Applicability to video/3D diffusion models: Effectiveness under longer timestep chains and more complex generation tasks remains to be verified.
Comparison with reference-free methods: Methods such as MaPO (AAAI 2026) entirely remove the reference model; the optimal conditions for each approach require further clarification.

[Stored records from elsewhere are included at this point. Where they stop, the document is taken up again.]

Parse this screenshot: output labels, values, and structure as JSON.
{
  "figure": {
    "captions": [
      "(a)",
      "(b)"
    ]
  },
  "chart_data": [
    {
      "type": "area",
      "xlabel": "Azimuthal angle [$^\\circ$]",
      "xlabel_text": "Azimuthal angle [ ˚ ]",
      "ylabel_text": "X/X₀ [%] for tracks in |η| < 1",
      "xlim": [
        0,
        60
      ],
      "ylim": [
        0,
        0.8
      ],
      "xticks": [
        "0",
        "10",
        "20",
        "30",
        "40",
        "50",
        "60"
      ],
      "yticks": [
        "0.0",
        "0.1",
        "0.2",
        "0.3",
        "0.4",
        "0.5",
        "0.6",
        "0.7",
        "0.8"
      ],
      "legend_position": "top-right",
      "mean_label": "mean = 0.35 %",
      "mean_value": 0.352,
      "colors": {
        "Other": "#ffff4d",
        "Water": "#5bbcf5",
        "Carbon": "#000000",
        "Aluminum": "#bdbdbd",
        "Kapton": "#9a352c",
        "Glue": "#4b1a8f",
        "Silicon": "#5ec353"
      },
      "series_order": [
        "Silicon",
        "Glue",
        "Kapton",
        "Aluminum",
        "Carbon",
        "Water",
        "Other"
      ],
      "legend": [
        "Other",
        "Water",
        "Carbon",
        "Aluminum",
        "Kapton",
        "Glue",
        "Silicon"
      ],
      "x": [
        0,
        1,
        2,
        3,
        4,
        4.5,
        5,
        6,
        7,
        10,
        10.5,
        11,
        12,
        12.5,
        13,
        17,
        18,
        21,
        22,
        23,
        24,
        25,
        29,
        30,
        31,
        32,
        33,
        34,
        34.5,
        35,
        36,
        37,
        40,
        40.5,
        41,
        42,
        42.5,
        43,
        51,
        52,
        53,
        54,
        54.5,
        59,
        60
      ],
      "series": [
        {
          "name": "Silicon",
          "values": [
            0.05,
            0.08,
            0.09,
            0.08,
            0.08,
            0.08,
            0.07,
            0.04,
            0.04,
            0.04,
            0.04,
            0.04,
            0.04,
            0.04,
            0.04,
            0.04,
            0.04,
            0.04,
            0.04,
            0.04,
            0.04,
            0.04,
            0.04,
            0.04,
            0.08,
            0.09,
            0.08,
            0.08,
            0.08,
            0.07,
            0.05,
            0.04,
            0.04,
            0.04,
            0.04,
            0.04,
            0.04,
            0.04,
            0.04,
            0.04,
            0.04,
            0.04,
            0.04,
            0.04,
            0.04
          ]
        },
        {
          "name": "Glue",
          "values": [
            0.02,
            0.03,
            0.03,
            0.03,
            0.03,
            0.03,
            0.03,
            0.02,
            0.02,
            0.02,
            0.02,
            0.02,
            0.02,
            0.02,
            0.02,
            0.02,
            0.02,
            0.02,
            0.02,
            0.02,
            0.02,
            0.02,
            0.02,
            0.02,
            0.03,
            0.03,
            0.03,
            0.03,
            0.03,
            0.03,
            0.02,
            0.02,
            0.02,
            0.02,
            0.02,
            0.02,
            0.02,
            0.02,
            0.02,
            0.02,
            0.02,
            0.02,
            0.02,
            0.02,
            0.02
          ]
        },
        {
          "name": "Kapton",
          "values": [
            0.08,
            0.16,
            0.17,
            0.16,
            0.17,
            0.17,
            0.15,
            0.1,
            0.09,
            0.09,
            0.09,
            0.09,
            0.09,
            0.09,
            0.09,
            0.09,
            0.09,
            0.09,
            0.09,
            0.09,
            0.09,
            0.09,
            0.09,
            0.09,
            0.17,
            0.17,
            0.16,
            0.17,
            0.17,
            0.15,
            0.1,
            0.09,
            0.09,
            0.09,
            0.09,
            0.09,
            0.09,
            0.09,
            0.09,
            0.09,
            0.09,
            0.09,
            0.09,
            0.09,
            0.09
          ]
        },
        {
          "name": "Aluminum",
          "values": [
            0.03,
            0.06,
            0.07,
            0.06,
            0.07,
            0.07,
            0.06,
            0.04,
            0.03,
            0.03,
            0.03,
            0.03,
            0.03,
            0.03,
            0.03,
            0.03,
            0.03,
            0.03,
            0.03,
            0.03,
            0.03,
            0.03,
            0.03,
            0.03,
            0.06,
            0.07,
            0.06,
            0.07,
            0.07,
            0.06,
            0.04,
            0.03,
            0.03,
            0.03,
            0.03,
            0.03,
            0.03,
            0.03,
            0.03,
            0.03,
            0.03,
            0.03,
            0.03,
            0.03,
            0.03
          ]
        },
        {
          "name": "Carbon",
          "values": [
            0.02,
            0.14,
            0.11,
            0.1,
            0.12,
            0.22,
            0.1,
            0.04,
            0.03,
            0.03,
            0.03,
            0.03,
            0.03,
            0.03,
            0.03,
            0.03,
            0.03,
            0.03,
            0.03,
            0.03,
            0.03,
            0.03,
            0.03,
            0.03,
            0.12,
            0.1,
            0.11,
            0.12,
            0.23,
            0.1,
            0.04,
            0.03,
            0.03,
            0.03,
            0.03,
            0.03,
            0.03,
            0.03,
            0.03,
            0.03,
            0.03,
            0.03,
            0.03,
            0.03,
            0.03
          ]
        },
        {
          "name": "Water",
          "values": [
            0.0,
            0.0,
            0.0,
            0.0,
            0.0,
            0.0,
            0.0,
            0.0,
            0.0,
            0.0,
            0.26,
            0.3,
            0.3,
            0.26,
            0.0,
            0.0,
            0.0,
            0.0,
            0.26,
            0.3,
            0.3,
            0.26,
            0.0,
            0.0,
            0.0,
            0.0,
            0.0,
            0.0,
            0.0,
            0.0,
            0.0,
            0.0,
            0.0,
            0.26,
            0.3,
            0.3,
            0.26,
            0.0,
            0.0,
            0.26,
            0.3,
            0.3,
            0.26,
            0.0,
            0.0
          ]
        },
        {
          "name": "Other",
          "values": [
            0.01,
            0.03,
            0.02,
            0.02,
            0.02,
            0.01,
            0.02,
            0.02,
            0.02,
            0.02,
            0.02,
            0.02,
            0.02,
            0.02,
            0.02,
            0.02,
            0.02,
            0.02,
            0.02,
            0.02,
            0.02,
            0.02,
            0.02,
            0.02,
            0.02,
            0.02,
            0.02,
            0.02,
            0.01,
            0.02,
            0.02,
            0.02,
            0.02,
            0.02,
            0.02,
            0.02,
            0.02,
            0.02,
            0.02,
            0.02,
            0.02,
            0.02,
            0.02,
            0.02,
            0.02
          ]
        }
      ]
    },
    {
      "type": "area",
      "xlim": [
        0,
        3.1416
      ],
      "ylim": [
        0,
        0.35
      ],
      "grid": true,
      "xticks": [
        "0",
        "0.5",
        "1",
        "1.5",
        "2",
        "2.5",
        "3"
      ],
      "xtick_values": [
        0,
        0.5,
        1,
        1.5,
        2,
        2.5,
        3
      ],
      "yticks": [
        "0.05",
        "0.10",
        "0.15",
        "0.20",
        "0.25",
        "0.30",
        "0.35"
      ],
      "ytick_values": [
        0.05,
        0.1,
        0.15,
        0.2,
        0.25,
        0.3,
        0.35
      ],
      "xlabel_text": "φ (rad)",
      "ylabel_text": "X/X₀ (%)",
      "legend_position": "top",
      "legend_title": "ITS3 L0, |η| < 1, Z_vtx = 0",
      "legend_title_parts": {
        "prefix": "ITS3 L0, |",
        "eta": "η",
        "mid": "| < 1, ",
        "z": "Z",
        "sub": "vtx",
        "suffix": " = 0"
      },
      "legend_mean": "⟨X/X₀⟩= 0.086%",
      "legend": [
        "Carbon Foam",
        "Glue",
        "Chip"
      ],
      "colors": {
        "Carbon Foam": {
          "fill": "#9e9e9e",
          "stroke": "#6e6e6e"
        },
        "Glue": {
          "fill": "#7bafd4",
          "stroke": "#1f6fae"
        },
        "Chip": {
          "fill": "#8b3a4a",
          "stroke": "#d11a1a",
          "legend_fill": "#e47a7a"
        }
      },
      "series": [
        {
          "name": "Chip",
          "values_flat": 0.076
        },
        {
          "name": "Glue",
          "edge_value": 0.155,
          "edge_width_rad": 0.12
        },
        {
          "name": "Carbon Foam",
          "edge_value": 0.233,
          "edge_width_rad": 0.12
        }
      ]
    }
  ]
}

vs. Diffusion-DPO: The standard transfer approach with a frozen reference model that leads to insufficient exploration — this paper directly addresses that core bottleneck.
vs. MaPO (AAAI 2026): A complementary direction that completely removes the reference model — this paper retains but dynamically updates it, representing a distinct technical approach.
vs. DDPO/DRaFT: These methods rely on additional reward models for online scoring — this paper uses pairwise preferences for direct optimization, making it more lightweight.
vs. D-Fusion (ICML 2025): Also focuses on improving diffusion-based DPO but targets sample consistency — this paper focuses on two orthogonal dimensions: the reference model and timestep weighting.

Rating¶

Novelty: ⭐⭐⭐⭐ Both orthogonal strategies make independent contributions; the timestep imbalance analysis is a novel finding in the diffusion alignment literature.
Experimental Thoroughness: ⭐⭐⭐ Information is limited given reliance on the abstract; an Oral paper should feature comprehensive experiments.
Writing Quality: ⭐⭐⭐⭐ AAAI Oral quality with clearly motivated problem formulation.
Value: ⭐⭐⭐⭐ The plug-and-play design enables broad integration into existing diffusion-based DPO methods.